Pfeiffer's response? "I'm very difficult," she said with a wry smile.
But on set, the collaboration that had been 33 years in the making exceeded all expectations.
"I always knew she was good at what she did," Kelley told USA Today. "But I have to say, this was the first time that I ever watched her on screen interpreting material that I had done. I was pretty impressed."
The Critics Agree
The show is drawing the kind of attention that validates everything about the decision to finally make the leap.
Reviewers praised Pfeiffer's performance as Shyanne – calling her "brilliant as a concerned, frustrated mother" with genuine emotional depth. Kelley built the character so that Margo is essentially repeating her mother's mistakes, giving Pfeiffer layered material across all eight episodes. The larger cast includes Nicole Kidman, Nick Offerman, Marcia Gay Harden, and Greg Kinnear.

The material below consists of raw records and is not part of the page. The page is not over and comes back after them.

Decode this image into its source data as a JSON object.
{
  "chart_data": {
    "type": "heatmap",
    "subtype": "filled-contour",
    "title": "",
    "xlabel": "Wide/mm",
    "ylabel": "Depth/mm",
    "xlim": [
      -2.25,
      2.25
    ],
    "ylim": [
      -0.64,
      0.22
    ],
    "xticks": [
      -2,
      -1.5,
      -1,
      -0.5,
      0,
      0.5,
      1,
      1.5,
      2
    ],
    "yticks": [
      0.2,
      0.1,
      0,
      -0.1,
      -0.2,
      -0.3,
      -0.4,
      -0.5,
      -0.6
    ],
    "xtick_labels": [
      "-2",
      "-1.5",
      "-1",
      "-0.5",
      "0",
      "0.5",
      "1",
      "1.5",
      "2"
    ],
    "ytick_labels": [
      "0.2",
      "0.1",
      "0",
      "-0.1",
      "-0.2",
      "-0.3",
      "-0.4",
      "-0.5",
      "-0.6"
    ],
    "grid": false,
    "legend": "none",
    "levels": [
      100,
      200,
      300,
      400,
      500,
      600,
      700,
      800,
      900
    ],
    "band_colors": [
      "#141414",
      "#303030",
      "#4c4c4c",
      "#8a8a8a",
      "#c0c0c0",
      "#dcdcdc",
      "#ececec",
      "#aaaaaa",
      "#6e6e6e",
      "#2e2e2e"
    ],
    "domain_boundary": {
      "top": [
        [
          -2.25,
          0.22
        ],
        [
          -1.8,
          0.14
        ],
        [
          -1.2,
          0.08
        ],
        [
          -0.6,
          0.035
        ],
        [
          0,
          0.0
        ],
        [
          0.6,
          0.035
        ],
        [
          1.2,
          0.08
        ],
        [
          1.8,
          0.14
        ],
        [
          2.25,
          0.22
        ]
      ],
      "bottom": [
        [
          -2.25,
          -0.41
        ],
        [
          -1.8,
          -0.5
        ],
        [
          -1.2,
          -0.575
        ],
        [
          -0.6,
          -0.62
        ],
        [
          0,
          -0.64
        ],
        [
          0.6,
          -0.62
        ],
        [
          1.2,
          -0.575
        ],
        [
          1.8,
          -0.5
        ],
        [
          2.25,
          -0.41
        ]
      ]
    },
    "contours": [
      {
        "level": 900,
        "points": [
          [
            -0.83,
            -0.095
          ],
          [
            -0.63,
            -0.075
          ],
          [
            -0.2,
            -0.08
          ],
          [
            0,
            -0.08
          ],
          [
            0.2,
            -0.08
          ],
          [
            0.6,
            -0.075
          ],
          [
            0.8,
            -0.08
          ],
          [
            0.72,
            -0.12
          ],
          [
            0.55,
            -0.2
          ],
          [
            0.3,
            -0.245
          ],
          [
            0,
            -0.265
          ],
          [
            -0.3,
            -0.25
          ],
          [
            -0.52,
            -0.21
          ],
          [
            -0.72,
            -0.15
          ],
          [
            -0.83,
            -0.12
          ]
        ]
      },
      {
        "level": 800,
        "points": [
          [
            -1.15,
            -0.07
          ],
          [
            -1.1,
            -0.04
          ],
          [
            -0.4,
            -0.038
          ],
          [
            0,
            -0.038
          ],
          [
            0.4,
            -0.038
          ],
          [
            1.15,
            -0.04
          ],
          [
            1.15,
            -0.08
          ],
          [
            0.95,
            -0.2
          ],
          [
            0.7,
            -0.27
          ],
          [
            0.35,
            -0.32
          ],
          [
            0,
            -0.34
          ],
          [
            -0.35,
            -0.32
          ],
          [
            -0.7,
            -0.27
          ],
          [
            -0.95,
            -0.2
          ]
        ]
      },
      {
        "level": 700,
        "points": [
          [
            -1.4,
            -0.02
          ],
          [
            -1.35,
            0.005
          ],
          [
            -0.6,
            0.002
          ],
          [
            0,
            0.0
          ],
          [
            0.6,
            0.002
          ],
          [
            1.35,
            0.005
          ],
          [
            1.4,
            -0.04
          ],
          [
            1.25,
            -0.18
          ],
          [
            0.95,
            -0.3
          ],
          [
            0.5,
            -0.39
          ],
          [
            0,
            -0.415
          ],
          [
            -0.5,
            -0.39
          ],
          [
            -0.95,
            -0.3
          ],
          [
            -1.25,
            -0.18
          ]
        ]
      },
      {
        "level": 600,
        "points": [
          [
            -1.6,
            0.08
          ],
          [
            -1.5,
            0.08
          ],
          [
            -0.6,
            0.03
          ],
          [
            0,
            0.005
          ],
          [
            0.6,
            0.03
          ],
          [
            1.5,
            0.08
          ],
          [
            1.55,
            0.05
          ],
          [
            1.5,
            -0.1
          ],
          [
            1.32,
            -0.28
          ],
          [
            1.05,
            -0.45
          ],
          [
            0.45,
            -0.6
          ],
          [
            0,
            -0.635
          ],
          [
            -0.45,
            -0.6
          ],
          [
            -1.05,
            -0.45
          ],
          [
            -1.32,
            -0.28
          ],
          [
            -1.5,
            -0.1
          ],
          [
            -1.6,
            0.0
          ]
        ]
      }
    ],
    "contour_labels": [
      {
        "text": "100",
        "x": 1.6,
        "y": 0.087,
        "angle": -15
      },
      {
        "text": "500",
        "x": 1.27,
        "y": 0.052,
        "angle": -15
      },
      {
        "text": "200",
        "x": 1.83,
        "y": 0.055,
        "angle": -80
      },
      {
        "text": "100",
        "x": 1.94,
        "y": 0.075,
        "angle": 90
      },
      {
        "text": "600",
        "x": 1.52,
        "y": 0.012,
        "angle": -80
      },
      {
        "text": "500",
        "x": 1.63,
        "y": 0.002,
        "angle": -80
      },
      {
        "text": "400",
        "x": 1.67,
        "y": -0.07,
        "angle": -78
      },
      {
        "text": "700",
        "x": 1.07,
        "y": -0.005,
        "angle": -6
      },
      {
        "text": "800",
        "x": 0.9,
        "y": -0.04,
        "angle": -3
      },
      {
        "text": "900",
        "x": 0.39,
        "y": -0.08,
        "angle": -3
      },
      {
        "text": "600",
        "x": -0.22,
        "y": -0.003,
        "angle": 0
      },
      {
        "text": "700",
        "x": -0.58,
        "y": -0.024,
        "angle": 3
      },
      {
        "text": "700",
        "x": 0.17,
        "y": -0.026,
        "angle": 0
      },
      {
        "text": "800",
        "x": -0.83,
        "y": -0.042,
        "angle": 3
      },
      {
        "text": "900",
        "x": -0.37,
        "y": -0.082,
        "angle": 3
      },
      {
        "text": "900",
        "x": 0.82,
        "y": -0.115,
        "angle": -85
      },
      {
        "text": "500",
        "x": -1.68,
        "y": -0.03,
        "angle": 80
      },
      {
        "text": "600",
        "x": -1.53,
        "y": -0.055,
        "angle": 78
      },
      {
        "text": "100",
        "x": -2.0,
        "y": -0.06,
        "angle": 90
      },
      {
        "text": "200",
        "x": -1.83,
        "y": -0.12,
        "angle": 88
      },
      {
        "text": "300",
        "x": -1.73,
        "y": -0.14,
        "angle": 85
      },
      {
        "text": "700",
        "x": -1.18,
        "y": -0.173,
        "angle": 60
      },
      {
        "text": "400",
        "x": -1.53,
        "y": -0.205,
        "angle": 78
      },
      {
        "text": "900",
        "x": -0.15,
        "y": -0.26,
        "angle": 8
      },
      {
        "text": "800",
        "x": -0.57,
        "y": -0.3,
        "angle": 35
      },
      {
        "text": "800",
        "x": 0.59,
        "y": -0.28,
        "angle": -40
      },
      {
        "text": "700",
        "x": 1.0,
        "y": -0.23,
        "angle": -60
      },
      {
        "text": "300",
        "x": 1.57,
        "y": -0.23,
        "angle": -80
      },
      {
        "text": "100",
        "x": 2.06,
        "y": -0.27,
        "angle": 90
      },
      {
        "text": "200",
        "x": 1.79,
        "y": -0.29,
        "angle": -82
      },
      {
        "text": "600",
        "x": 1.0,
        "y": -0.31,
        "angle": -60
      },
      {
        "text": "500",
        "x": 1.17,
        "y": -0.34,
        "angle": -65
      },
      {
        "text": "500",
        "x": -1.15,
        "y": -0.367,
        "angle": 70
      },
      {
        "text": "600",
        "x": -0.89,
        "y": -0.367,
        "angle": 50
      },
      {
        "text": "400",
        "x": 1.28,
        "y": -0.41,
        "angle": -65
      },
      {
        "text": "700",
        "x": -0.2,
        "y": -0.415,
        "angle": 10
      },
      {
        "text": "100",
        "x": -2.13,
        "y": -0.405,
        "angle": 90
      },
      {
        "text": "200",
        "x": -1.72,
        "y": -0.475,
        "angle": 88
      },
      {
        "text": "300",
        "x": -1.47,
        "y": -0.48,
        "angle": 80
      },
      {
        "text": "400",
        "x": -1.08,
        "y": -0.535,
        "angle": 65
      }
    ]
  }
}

Pfeiffer and Kelley didn't stumble into this collaboration because the opportunity was there. They waited 33 years until the role was undeniable.
In an industry where marriages dissolve like sugar in rain, that discipline is rarer than any Oscar.
Margo's Got Money Troubles is streaming now on Apple TV+, with new episodes dropping each Wednesday.
Sources:
- "Inside Michelle Pfeiffer's Marriage – And Why She Waited 30 Years to Work With Husband David E. Kelley," Parade, April 16, 2026.
- "David E. Kelley Jokingly 'Vowed' To Never Work With Michelle Pfeiffer," Deadline, February 15, 2026.
- "David E. Kelley Casts Michelle Pfeiffer in TV Series After Avoiding Working Together," Fox News, September 24, 2024.
- "Margo's Got Money Troubles Review," RogerEbert.com, April 13, 2026.
- "Taylor Sheridan's Latest Star Is Dominating Streaming With a New Hit Apple TV Series," Collider, April 16, 2026.